One of Spain's most important composers, Isaac Albéniz (May 29, 1860 - June 16, 1909) was born in the town of Camprodon in Catalonia. He was a child prodigy who first performed publically on the piano at age four. By age seven he was studying at the Conservatory, at age eight, performing in various Catalan cities and towns wherever his father, a civil servant, was stationed. By the time he was a teenager Albéniz gained a reputation as a virtuoso panist, and word of his talents soon reached Madrid. He subsequenetly was awarded a royal pension to study at the Royal Conservatory in Brussels.
He had a clear calling to be a pianist from such an early age. Though Catalan at heart, in his music Albéniz introduced into his works the musical idioms native to the Andalusia region of the southern Iberian peninsula creating a synthesis of Spanish styles with contemporary European music developments. Even the titles of his works evoke images of his native land.

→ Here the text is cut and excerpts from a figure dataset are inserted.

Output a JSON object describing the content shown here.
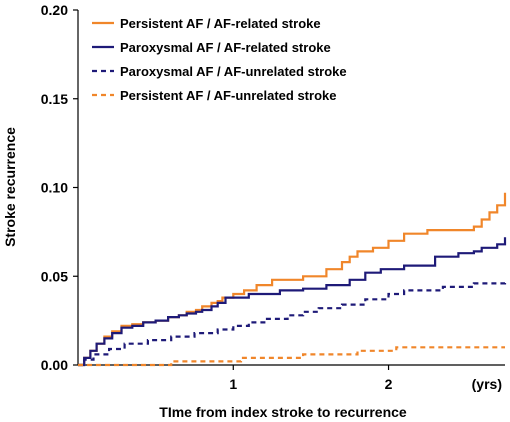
{
  "chart_data": {
    "type": "line",
    "subtype": "step",
    "xlabel": "TIme from index stroke to recurrence",
    "x_unit_label": "(yrs)",
    "ylabel": "Stroke recurrence",
    "xlim": [
      0,
      2.75
    ],
    "ylim": [
      0,
      0.2
    ],
    "x_ticks": [
      {
        "value": 1,
        "label": "1"
      },
      {
        "value": 2,
        "label": "2"
      }
    ],
    "y_ticks": [
      {
        "value": 0.0,
        "label": "0.00"
      },
      {
        "value": 0.05,
        "label": "0.05"
      },
      {
        "value": 0.1,
        "label": "0.10"
      },
      {
        "value": 0.15,
        "label": "0.15"
      },
      {
        "value": 0.2,
        "label": "0.20"
      }
    ],
    "legend_position": "top-left",
    "grid": false,
    "series": [
      {
        "name": "Persistent AF / AF-related stroke",
        "color": "#F0862A",
        "dash": "solid",
        "points": [
          [
            0,
            0
          ],
          [
            0.04,
            0.004
          ],
          [
            0.08,
            0.008
          ],
          [
            0.12,
            0.012
          ],
          [
            0.17,
            0.016
          ],
          [
            0.22,
            0.019
          ],
          [
            0.28,
            0.022
          ],
          [
            0.35,
            0.023
          ],
          [
            0.42,
            0.024
          ],
          [
            0.5,
            0.025
          ],
          [
            0.58,
            0.027
          ],
          [
            0.65,
            0.028
          ],
          [
            0.7,
            0.03
          ],
          [
            0.76,
            0.031
          ],
          [
            0.8,
            0.033
          ],
          [
            0.86,
            0.035
          ],
          [
            0.9,
            0.036
          ],
          [
            0.93,
            0.038
          ],
          [
            1.0,
            0.04
          ],
          [
            1.07,
            0.042
          ],
          [
            1.15,
            0.045
          ],
          [
            1.25,
            0.048
          ],
          [
            1.45,
            0.05
          ],
          [
            1.6,
            0.054
          ],
          [
            1.7,
            0.058
          ],
          [
            1.75,
            0.061
          ],
          [
            1.8,
            0.064
          ],
          [
            1.9,
            0.066
          ],
          [
            2.0,
            0.07
          ],
          [
            2.1,
            0.074
          ],
          [
            2.25,
            0.076
          ],
          [
            2.55,
            0.078
          ],
          [
            2.6,
            0.082
          ],
          [
            2.65,
            0.086
          ],
          [
            2.7,
            0.09
          ],
          [
            2.75,
            0.097
          ]
        ]
      },
      {
        "name": "Paroxysmal AF / AF-related stroke",
        "color": "#1E1A78",
        "dash": "solid",
        "points": [
          [
            0,
            0
          ],
          [
            0.04,
            0.004
          ],
          [
            0.08,
            0.008
          ],
          [
            0.12,
            0.012
          ],
          [
            0.17,
            0.015
          ],
          [
            0.22,
            0.018
          ],
          [
            0.28,
            0.021
          ],
          [
            0.35,
            0.022
          ],
          [
            0.42,
            0.024
          ],
          [
            0.5,
            0.025
          ],
          [
            0.58,
            0.027
          ],
          [
            0.65,
            0.028
          ],
          [
            0.7,
            0.029
          ],
          [
            0.76,
            0.03
          ],
          [
            0.8,
            0.031
          ],
          [
            0.86,
            0.033
          ],
          [
            0.9,
            0.035
          ],
          [
            0.95,
            0.038
          ],
          [
            1.1,
            0.04
          ],
          [
            1.3,
            0.042
          ],
          [
            1.45,
            0.043
          ],
          [
            1.6,
            0.045
          ],
          [
            1.75,
            0.048
          ],
          [
            1.85,
            0.052
          ],
          [
            1.95,
            0.054
          ],
          [
            2.1,
            0.056
          ],
          [
            2.3,
            0.061
          ],
          [
            2.45,
            0.063
          ],
          [
            2.55,
            0.064
          ],
          [
            2.6,
            0.066
          ],
          [
            2.7,
            0.068
          ],
          [
            2.75,
            0.072
          ]
        ]
      },
      {
        "name": "Paroxysmal AF / AF-unrelated stroke",
        "color": "#1E1A78",
        "dash": "dashed",
        "points": [
          [
            0,
            0
          ],
          [
            0.04,
            0.003
          ],
          [
            0.1,
            0.006
          ],
          [
            0.2,
            0.009
          ],
          [
            0.3,
            0.012
          ],
          [
            0.45,
            0.014
          ],
          [
            0.6,
            0.016
          ],
          [
            0.75,
            0.018
          ],
          [
            0.9,
            0.02
          ],
          [
            1.0,
            0.022
          ],
          [
            1.1,
            0.024
          ],
          [
            1.2,
            0.026
          ],
          [
            1.35,
            0.028
          ],
          [
            1.45,
            0.03
          ],
          [
            1.55,
            0.032
          ],
          [
            1.7,
            0.034
          ],
          [
            1.85,
            0.037
          ],
          [
            2.0,
            0.04
          ],
          [
            2.1,
            0.042
          ],
          [
            2.35,
            0.044
          ],
          [
            2.55,
            0.046
          ],
          [
            2.75,
            0.048
          ]
        ]
      },
      {
        "name": "Persistent AF / AF-unrelated stroke",
        "color": "#F0862A",
        "dash": "dashed",
        "points": [
          [
            0,
            0
          ],
          [
            0.4,
            0.0
          ],
          [
            0.6,
            0.002
          ],
          [
            1.0,
            0.002
          ],
          [
            1.05,
            0.004
          ],
          [
            1.4,
            0.004
          ],
          [
            1.45,
            0.006
          ],
          [
            1.75,
            0.006
          ],
          [
            1.8,
            0.008
          ],
          [
            2.0,
            0.008
          ],
          [
            2.05,
            0.01
          ],
          [
            2.75,
            0.01
          ]
        ]
      }
    ]
  }
}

Albéniz died before he could finish his last and most famous work, an extended set of "impressions" for solo piano in four books titled Ibéria consists of 12 "scenes" from different regions of the country. The remaining works in the set were completed by Enrique Granados. Among his most enduringly popular pieces is the guitar prelude Asturias (Leyenda) from Cantos de Espaņa, originally written as a standalone piece, but later incorporated as #5 of the Suite española of 1886, with movements titled "Granada" and "Sevilla". The Rapsodia española for piano and orchestra completed the following year has also remianed in the repertoire.